Resume Formatting Rules That ATS Systems Love (and Humans Can Read)

The wrong formatting choices can make your resume invisible to ATS systems even if your skills are a perfect match. Learn the formatting rules that satisfy both automated parsers and human reviewers.

Resume design trends shift annually, but ATS compatibility requirements remain remarkably consistent. The systems that screen your application before a human ever reads it reward simplicity, standard structure, and clean machine-readable text. Understanding what disrupts these systems — and what they reward — is foundational knowledge for any serious job seeker in 2025.

File Format: The First Decision

Most modern ATS platforms handle both .docx and PDF files, but not all PDF types equally. A PDF created by saving a Word document is typically ATS-readable. A PDF that is a scanned image of a printed resume is completely unreadable by automated systems. When an application does not specify the preferred format, .docx is the safer choice because it provides the cleanest parsing experience across the widest range of systems.
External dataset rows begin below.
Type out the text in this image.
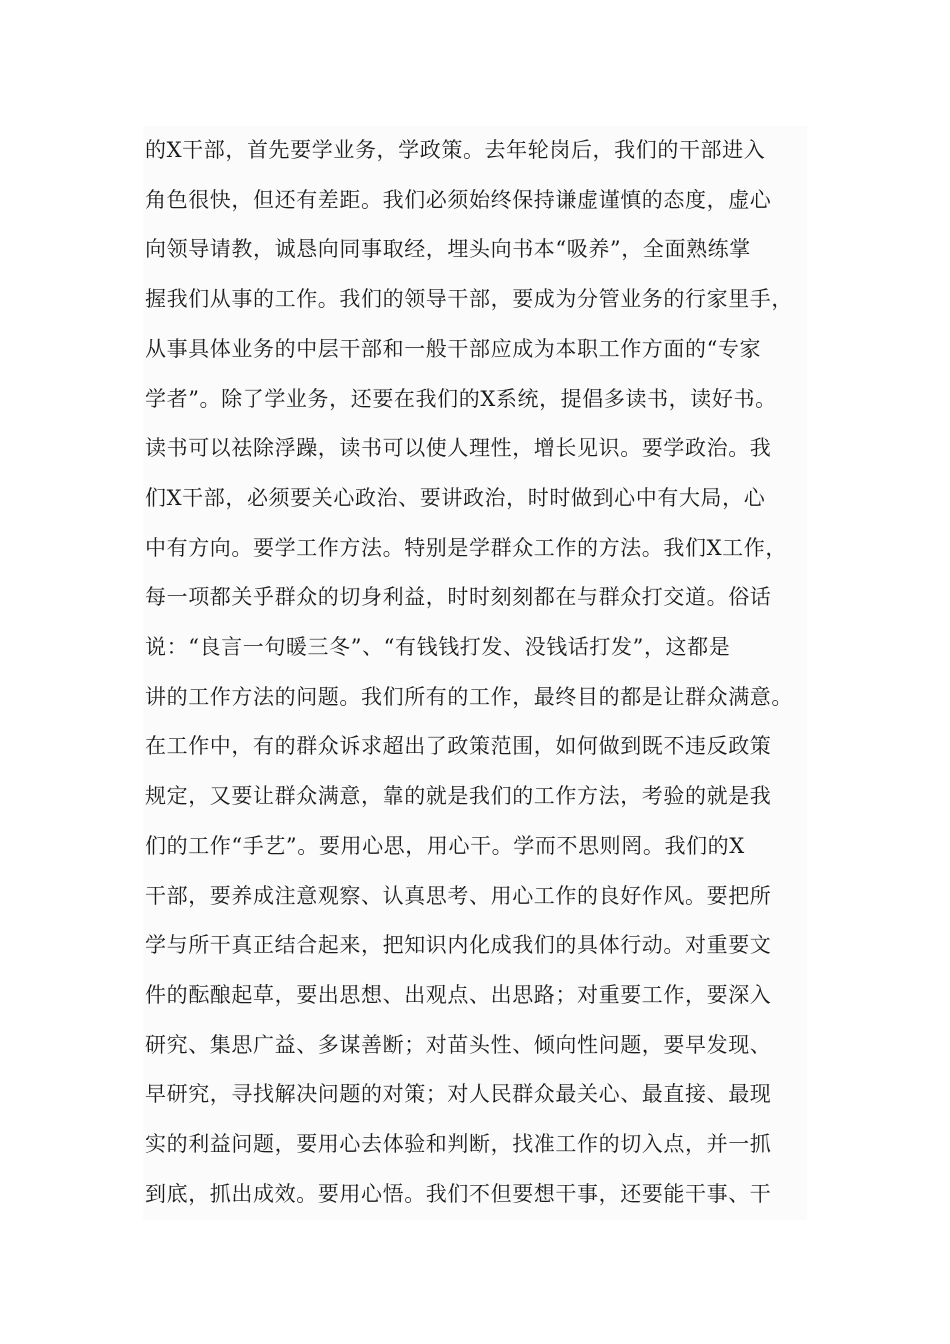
的X干部，首先要学业务，学政策。去年轮岗后，我们的干部进入
角色很快，但还有差距。我们必须始终保持谦虚谨慎的态度，虚心
向领导请教，诚恳向同事取经，埋头向书本“吸养”，全面熟练掌
握我们从事的工作。我们的领导干部，要成为分管业务的行家里手，
从事具体业务的中层干部和一般干部应成为本职工作方面的“专家
学者”。除了学业务，还要在我们的X系统，提倡多读书，读好书。
读书可以祛除浮躁，读书可以使人理性，增长见识。要学政治。我
们X干部，必须要关心政治、要讲政治，时时做到心中有大局，心
中有方向。要学工作方法。特别是学群众工作的方法。我们X工作，
每一项都关乎群众的切身利益，时时刻刻都在与群众打交道。俗话
说：“良言一句暖三冬”、“有钱钱打发、没钱话打发”，这都是
讲的工作方法的问题。我们所有的工作，最终目的都是让群众满意。
在工作中，有的群众诉求超出了政策范围，如何做到既不违反政策
规定，又要让群众满意，靠的就是我们的工作方法，考验的就是我
们的工作“手艺”。要用心思，用心干。学而不思则罔。我们的X
干部，要养成注意观察、认真思考、用心工作的良好作风。要把所
学与所干真正结合起来，把知识内化成我们的具体行动。对重要文
件的酝酿起草，要出思想、出观点、出思路；对重要工作，要深入
研究、集思广益、多谋善断；对苗头性、倾向性问题，要早发现、
早研究，寻找解决问题的对策；对人民群众最关心、最直接、最现
实的利益问题，要用心去体验和判断，找准工作的切入点，并一抓
到底，抓出成效。要用心悟。我们不但要想干事，还要能干事、干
Section Headers: Use Standard Language

Creative section labels like "Where I've Made My Mark" or "My Story" confuse ATS parsers that are looking for recognized terms. Use these standard headers that every major system expects:

  • Work Experience (or Professional Experience)
  • Education
  • Skills (or Technical Skills, Core Competencies)
  • Certifications
  • Summary (or Professional Summary, Profile)
  • Projects (if applicable)

Layout Elements That Break Parsing

Several design choices that look attractive in a visual sense create significant parsing problems in ATS environments. Avoid these entirely:

Text boxes and tables: Content inside these elements is often skipped entirely by parsers, meaning your experience or skills may simply not register. Multi-column layouts: Some ATS systems read columns left to right in a way that scrambles content order. Headers and footers: Contact information placed exclusively in the document header may not be captured by the ATS. Graphics, icons, and logos: These are always ignored by parsers and can cause adjacent text to be misread.

Font and Spacing Best Practices

Use standard serif or sans-serif fonts: Calibri, Arial, Garamond, Georgia, and Times New Roman all parse reliably. Avoid decorative or system-specific fonts that may not render correctly in the ATS environment. Set body text between 10 and 12 points and keep formatting consistent throughout the document. Use bold for section headers and company names, but avoid color text for critical information — some systems strip formatting and convert to plain text during parsing.